Last week I was sitting in my stylist’s chair, struggling to make small talk while she worked her magic on my hair. Thanksgiving was an obvious choice of topic, and I asked her what she would be doing. She told me she usually cooks for her extended family, but this year she had decided they would eat out so that she could start shopping when the stores opened at 5 PM. She elaborated, telling me that Black Friday is a tradition for her and her girlfriends who literally “shop ‘till they drop” from Thursday afternoon until Friday evening. 26 glorious hours of filling bags, trekking to the car and going back for more, more, more. More what? “You should see my girls’ lists! What don’t they want?”
The check-out clerk at Walmart told me she was working 2pm-11pm Thanksgiving Day. They don’t close lest the people arrive in droves and inadvertently trample someone on the way to the greatest buy. I asked her when she would celebrate Thanksgiving. She shrugged and said she wouldn’t but that her mother and brother would be celebrating. At the grocery store, I overheard a manager tell a customer, “We’re only open until 5pm on Thanksgiving. I’ll be out of here by 5:30 and maybe get a few leftovers.”

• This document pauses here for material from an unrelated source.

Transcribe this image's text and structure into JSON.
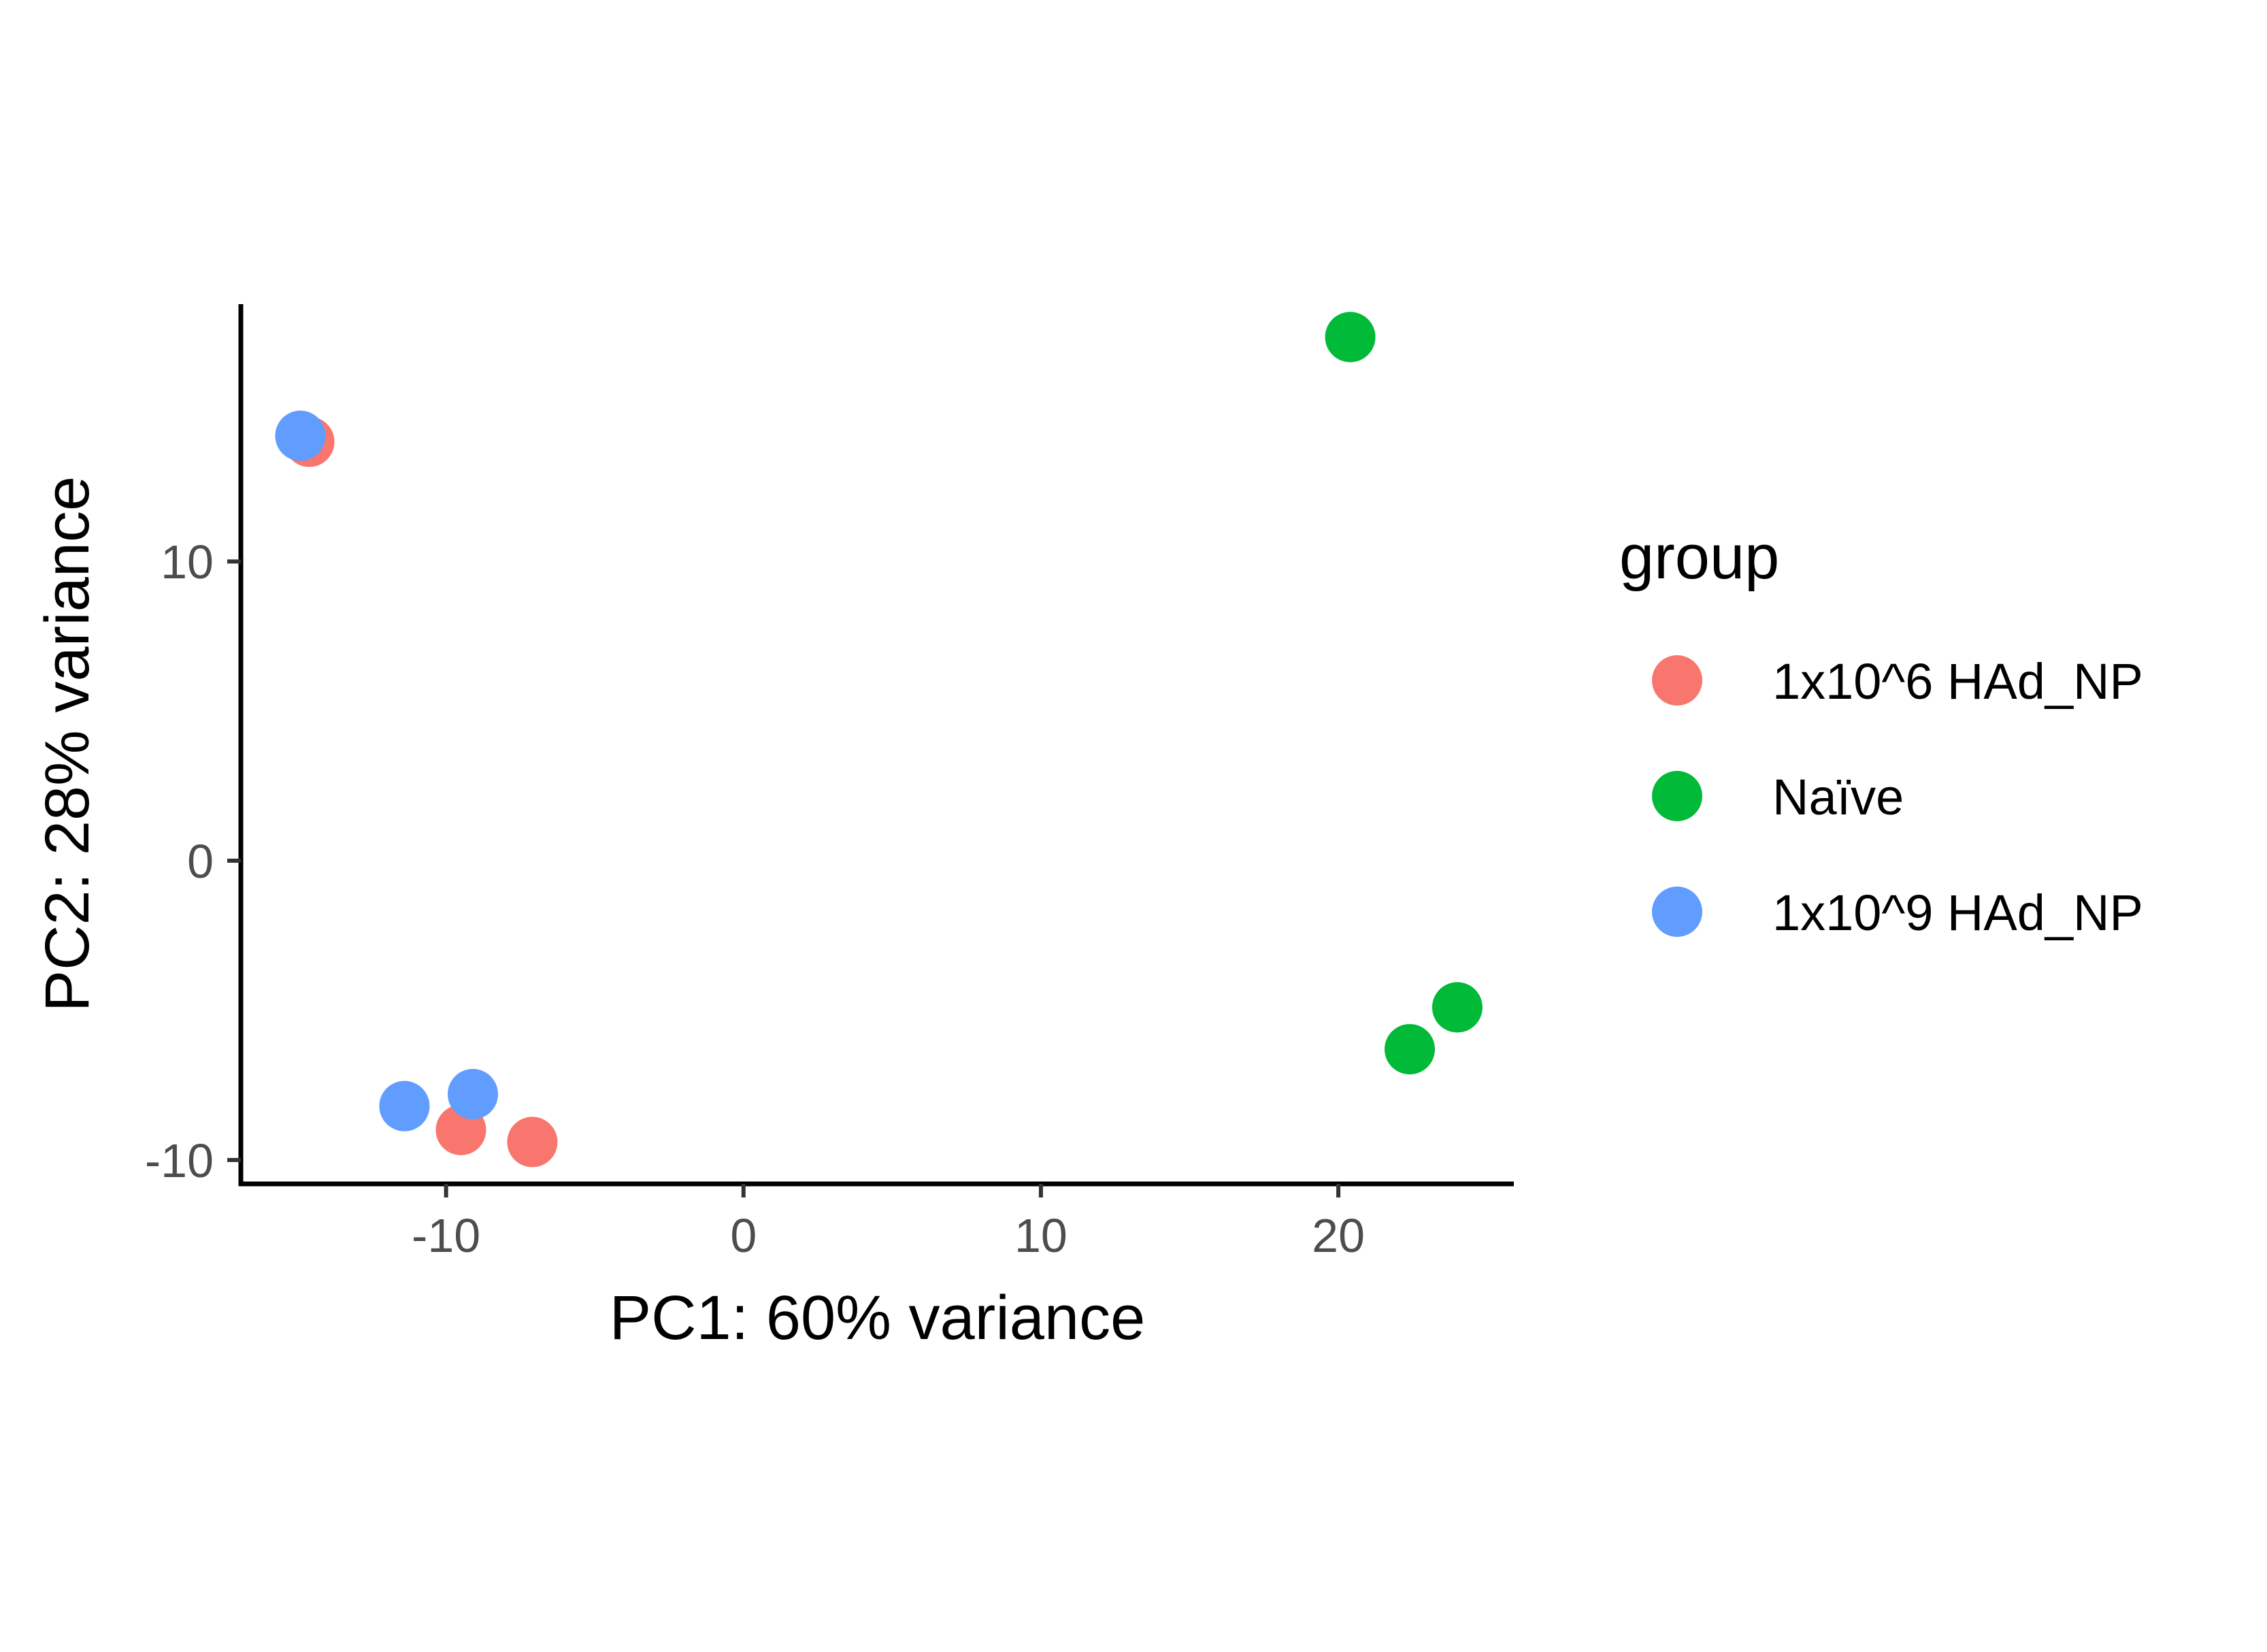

My fellow Americans—WHAT IS GOING ON?
I have two concerns about all of this.
First, it is extremely un-American. Thanksgiving is our holiday, rooted in our nation’s infancy. It is an important part of our history. We should embrace it. One day of the year, set aside to give thanks and celebrate our tremendous blessings as a nation is, in the balance, the very least we can do. And yet, we aren’t doing it. Instead, we are rushing through and past the gratitude to the “more, more, more” that marks the celebration of Christmas.
Which is my second point. If you were the devil trying to distract the world from focusing on the poor, newborn babe in the manger, how would you do it? Rampant materialism might be a good place to start. The central message of Christmas is that God gave the world His best gift. His son, Jesus, is literally all we need. We do not need “door busters” regardless of the price. And yet, how many people will rush away from the good things in life today like good friends, family and the comforts of home in search of deals that will someday be so much junk in a landfill?
I saw an interesting sign recently: “If you woke up today with only the things you thanked God for yesterday, what would you have?” My honest answer? Not much. Which is why I need this holiday.